Sorry guys... more useless knowledge from the bowels of my brain.
posted by Dean_Paxton at 2:11 PM on June 28, 2002


fuck cicadas.

my sister used to chase me with them and when i'd hide in the bathroom (the only door with a lock) she'd SHOVE THEM UNDER THE DOOR. AND I COULDN'T GET OUT WITHOUT PASSING THEM.

and the crawling and the creeping and the spindly little legs and the business. i'm shuddering RIGHT NOW.

i'm with unclefes on this one. nasty, nasty bugs.
posted by sugarfish at 3:44 PM on June 28, 2002


Brood XIII. 1973. Illinois. Summer of the Locusts. We kept playing this Steely Dan song:

Tobacco they grow in Peking
In the Year of the Locust
You'll see a sad thing
Even Cathy Berberian knows
There's one roulade she can't sing
Dumb luck my friend
Won't suck me in this time


It...has...to...mean...something....
posted by groundhog at 7:18 PM on June 28, 2002


I got so excited when I saw this post. I knew this discussion would be a mixture of science theory interspersed with childhood memories, and hey, that combo ROCKS.

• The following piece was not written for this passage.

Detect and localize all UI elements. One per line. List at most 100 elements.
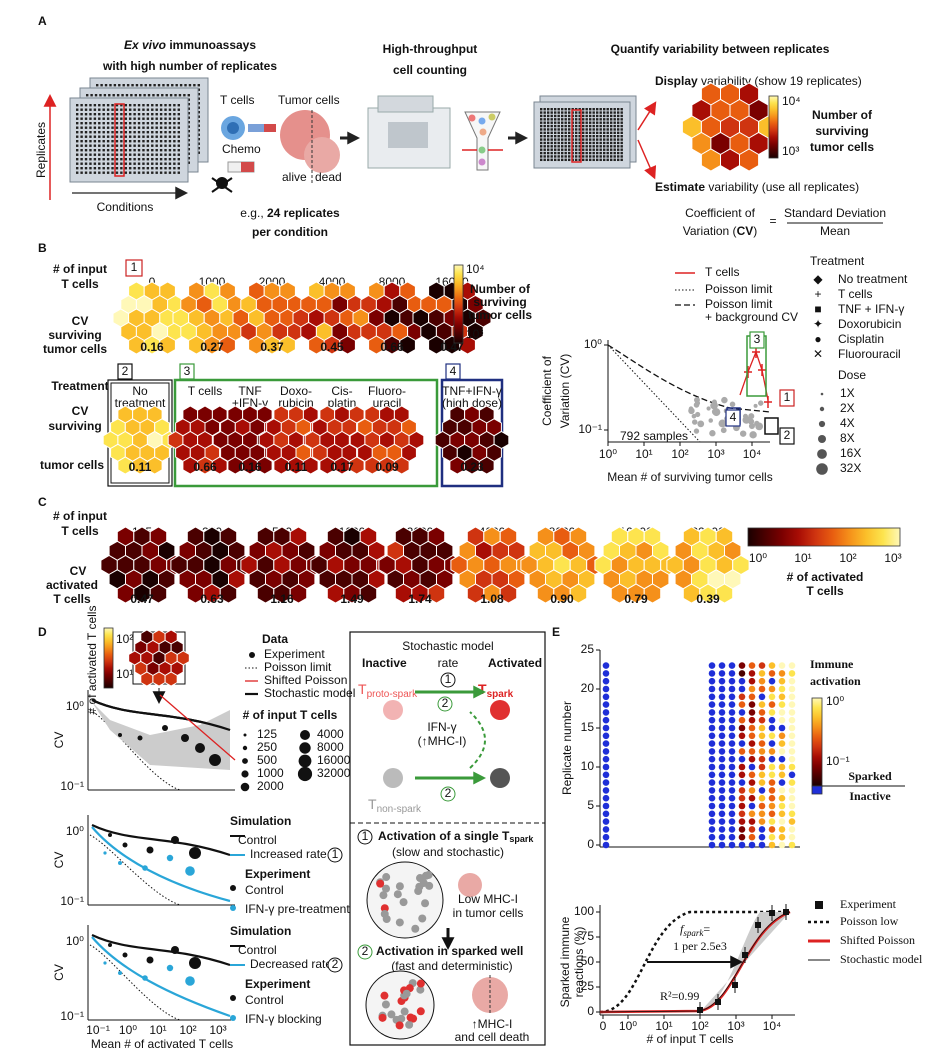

Anyway, my favorite memory comes from adolescence in the mid-eighties in MD when the swarms of cicadas came out of the ground and we paid my friend five bucks to eat one of the big ones. Not just eat, but chew for a few minutes before swallowing. No one thought he'd do it, but he did.

That kid's a neurosurgeon now. Crazy world.
posted by ben-o at 9:01 PM on June 28, 2002


Ah, I remember the cicada invasion of the late 80s. I was living in Baltimore. Stupidest bugs I'd ever met. Kept flying into me. The Washington Post ran a whole Food Section with recipes.

2004? Can't wait for my children to experience them. Disney World will never have the cache it now does. Reality always trumps the Imagination Machine. Although, those cicadas are so big my kids might think they're puppets. It's a small world afterall.